While masks could be used for any reason, often they were used for ceremonial purposes. Typically, ceremonies involved both human and supernatural participants, and were a vital tool for helping to make the unseen world visible.
Yup'ik people traditionally believe that though a body may die, nothing dies forever. The traditional worldview includes a spiritual realm, a natural realm and a human realm. All elements in the human and natural realms have a soul, and all souls are ultimately reborn into the universe in a continuous cycle of life.
The belief in continuous rebirth is the basis for elaborate rules related to naming practices, a broad range of ceremonies, practices related to day-to-day living, as well as practices aimed at maintaining the proper relationship with the human and animal spirit-worlds.

A Shaman is called an "angalkuq." They were the male or female spiritual leaders of the Yupi'k people, who mediated between the human and spirit realms. Shamans played an important role in Yup’ik life, and while Christian religions have interceded in Yup'ik traditions, some say that shamans still play an important role.
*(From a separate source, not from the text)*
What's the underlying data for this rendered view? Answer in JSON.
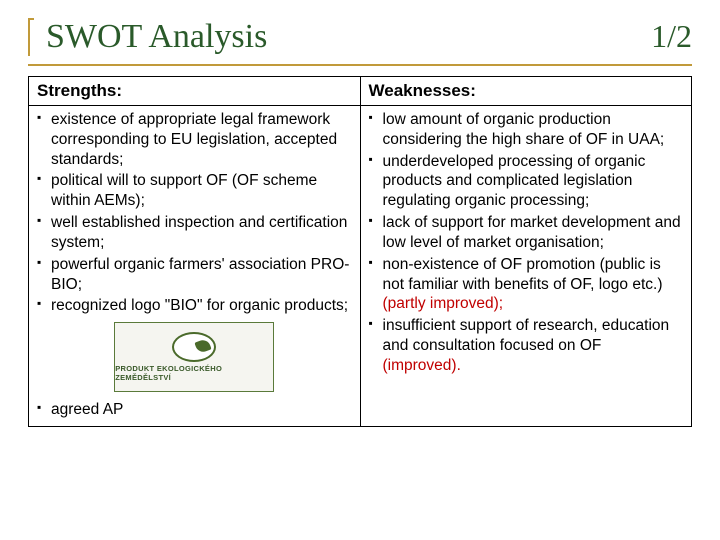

It is said that shamans travel into the spirit world where they learn from the spirits, and when they come back, they share what they learned for the benefit of people still living in the human realm. There are good shamans who intercede with the spirits for the purpose of healing, searching out game animal, and in general, creating good conditions for the people. And, unfortunately, there are also bad shamans who do the opposite, and generally make life difficult for the people around them.
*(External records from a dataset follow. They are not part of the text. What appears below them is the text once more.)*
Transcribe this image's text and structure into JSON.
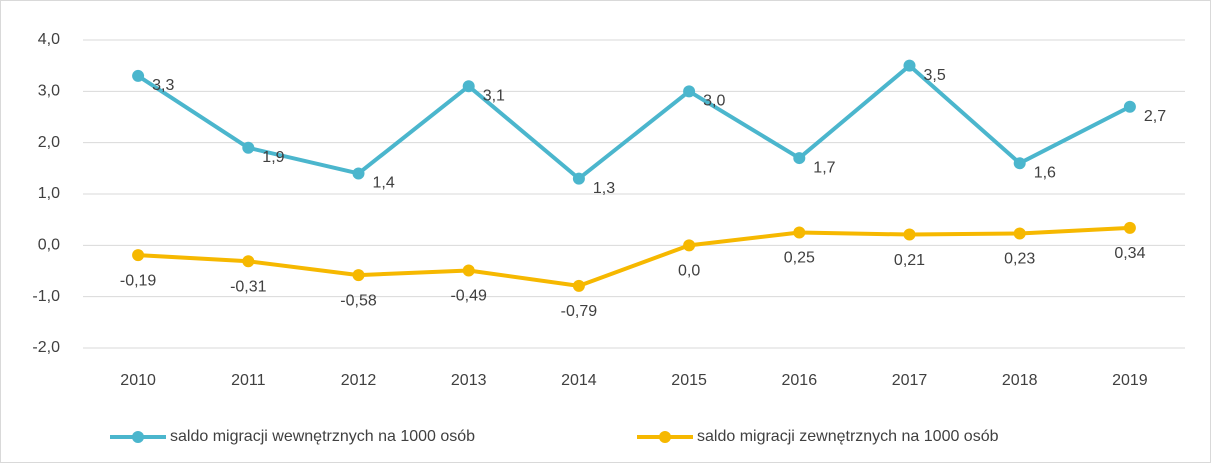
{
  "chart_data": {
    "type": "line",
    "categories": [
      "2010",
      "2011",
      "2012",
      "2013",
      "2014",
      "2015",
      "2016",
      "2017",
      "2018",
      "2019"
    ],
    "series": [
      {
        "name": "saldo migracji wewnętrznych na 1000 osób",
        "color": "#4bb6cd",
        "values": [
          3.3,
          1.9,
          1.4,
          3.1,
          1.3,
          3.0,
          1.7,
          3.5,
          1.6,
          2.7
        ],
        "value_labels": [
          "3,3",
          "1,9",
          "1,4",
          "3,1",
          "1,3",
          "3,0",
          "1,7",
          "3,5",
          "1,6",
          "2,7"
        ]
      },
      {
        "name": "saldo migracji zewnętrznych na 1000 osób",
        "color": "#f6b800",
        "values": [
          -0.19,
          -0.31,
          -0.58,
          -0.49,
          -0.79,
          0.0,
          0.25,
          0.21,
          0.23,
          0.34
        ],
        "value_labels": [
          "-0,19",
          "-0,31",
          "-0,58",
          "-0,49",
          "-0,79",
          "0,0",
          "0,25",
          "0,21",
          "0,23",
          "0,34"
        ]
      }
    ],
    "ylim": [
      -2,
      4
    ],
    "yticks": [
      {
        "value": -2,
        "label": "-2,0"
      },
      {
        "value": -1,
        "label": "-1,0"
      },
      {
        "value": 0,
        "label": "0,0"
      },
      {
        "value": 1,
        "label": "1,0"
      },
      {
        "value": 2,
        "label": "2,0"
      },
      {
        "value": 3,
        "label": "3,0"
      },
      {
        "value": 4,
        "label": "4,0"
      }
    ],
    "grid": true,
    "legend": "bottom"
  }
}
It was not until the 1800s that Russian explorers encountered the Yup'ik. This late contact is attributed in part to the difficulties of getting to the region, and in part to the outsiders' view that the region lacked commercially-valuable resources. Consequently, Yup'ik people were able to maintain their traditional life-ways and values for a longer period of time than most other indigenous people of the Americas.
Still, change did come—both good and bad. Along with modern houses with electricity, public schools and modern medicines, came the near extinction of the culture. First came the various waves of disease that virtually wiped-out entire villages. Then came the forced attempt at acculturation and assimilation where school children were forbidden to speak their own language, where Christian idealogies undermined traditional beliefs, where dances and ceremonies were no longer allowed, and where alarming rates of alcoholism and drug abuse arose as the primary response to coping with change.
Yet there is hope. More recently, starting around the 1970's, Yup'ik people began to fight back and reclaim their cultural heritage, traditions, and honor. The dances are returning, the songs are starting to be sung, new masks are being made, and children are beginning to learn their own languages once again.
Today, it is the responsibility of every Yup'ik person to teach their children their life-ways and traditions, in hopes that the damage that has been done to so many can be repaired — if not in this life, then in the cycles of life to follow.